Imagine how powerful this could be if you recognized individual and team contributions to your critical business strategies.
Link recognition to critical business success factors
Here are 4 basic factors of business success or failure:
- Customer Service
- Reputation–Public Perception
In healthcare we tend to focus on recognizing patient care (or customer service). Our jobs depend upon them. Its part of our mission statement. We build how we treat patients into our recognition programs. We also recognize how we treat each other because that directly relates to how well we treat the patient.
How often do we recognize employee actions that directly relate to quality or process improvement? Do you have a formal program for recognizing team or individual contribution to the bottom line? How cool would it be if you expanded your program to reward and reinforce behavior in all of these areas?
Each organization needs to design recognition programs that are unique to the organization and directly relate to the strategies of the business. To help you think out of the box, here are some suggestions that may inspire your creativity.
Most healthcare organizations today are very concerned with quality (CQI), process improvement and cost reduction. The public is focused on the cost of healthcare, and the quality of the products provided.
One hospital used “Breakthrough Action Teams” (BAT) to initiate process improvement actions. Here is part of their recognition program:
- Golden BAT award – to the team that achieved the greatest improvement in a work process related to quality or cost reduction
- Silver BAT award – same as above but runner up
- Golden Harley – individual or team which achieved the greatest cycle time reduction
- Fixed/Made it Better – every employee who had a suggestion implemented
- Publishing Award – any employee who had an article published in a trade journal
- Level Up – anyone who completed any formal education or training that resulted in a degree or certification
- 10% Club – departments/ work groups that reduced costs by at least 10%
The employees were recognized individually and in teams for actions that impacted productivity, process improvement, quality and cost containment.
The hospital was big on team recognition. Work is generally accomplished in groups or with others. Few of us work totally alone. Team success or failure depended upon every team member so all or none were recognized.
The rewards were not based upon perception or an arbitrary management decision, but were based upon measurable data. The individuals and teams earned the reward by their performance.
How to recognize?
How do you recognize? There is a variety of ways from cash, plaques, time off, discount tickets, cards, etc. I would suggest that the recognition be commensurate with the achievement. For the Publishing Award, the employee was given a coffee cup with newsprint on it, a card, and recognition within the organization. For major achievements, major recognition and awards were given.

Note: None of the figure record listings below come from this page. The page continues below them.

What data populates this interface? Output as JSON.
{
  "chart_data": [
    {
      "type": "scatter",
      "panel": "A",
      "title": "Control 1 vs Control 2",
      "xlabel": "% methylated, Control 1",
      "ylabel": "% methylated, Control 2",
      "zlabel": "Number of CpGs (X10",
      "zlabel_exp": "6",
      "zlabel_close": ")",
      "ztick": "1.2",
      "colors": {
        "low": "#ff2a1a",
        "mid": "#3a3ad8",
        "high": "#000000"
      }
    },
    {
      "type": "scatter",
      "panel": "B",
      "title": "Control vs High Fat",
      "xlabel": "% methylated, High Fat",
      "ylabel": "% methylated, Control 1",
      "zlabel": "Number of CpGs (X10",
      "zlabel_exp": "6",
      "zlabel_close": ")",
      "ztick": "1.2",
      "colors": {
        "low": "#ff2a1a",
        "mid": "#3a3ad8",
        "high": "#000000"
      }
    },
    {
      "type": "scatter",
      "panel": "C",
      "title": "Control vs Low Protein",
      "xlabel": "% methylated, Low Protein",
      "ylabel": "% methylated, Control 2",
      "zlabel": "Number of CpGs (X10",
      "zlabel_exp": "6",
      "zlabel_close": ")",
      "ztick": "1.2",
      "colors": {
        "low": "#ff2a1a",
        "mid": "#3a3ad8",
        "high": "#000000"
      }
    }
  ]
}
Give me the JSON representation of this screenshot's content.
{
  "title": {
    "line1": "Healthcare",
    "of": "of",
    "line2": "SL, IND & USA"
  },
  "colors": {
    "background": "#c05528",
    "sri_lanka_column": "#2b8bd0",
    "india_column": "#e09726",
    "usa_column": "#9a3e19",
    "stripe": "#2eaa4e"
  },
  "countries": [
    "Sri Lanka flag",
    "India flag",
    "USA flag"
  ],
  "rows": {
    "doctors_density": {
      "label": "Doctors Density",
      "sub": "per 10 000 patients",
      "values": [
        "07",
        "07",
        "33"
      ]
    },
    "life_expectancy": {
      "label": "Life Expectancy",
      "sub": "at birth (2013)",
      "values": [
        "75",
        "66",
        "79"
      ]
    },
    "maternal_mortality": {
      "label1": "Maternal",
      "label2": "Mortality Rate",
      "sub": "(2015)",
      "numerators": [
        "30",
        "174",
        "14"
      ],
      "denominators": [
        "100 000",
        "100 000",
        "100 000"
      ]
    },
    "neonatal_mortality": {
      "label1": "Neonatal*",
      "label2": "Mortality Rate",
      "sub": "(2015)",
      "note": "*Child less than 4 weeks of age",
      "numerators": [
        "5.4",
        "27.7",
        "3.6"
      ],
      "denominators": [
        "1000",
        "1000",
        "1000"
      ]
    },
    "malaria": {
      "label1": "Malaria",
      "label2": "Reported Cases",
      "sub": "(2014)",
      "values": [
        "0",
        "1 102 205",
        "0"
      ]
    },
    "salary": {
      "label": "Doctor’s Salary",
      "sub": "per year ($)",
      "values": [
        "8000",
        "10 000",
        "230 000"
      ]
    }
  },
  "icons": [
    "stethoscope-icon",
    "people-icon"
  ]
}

While there are many companies that focus on recognition and many online resources available, one of my favorites is Baudville.com. They have a good blog, and provide great ideas and products for recognizing employees.
They and other firms have already done most of the “out-of-the-box” thinking on recognition since that is their entire focus. Use the many specialized recognition resources now available on the web.
The Cliff version of everything I just said: Don’t limit your recognition program to thanking employees for being nice or for showing up. Link your recognition program to the business results you want to achieve. Think about employee actions that improve quality, productivity, bottom line, and community standing. Reward the often overlooked team successes. Make the employees who make your organization better heroes!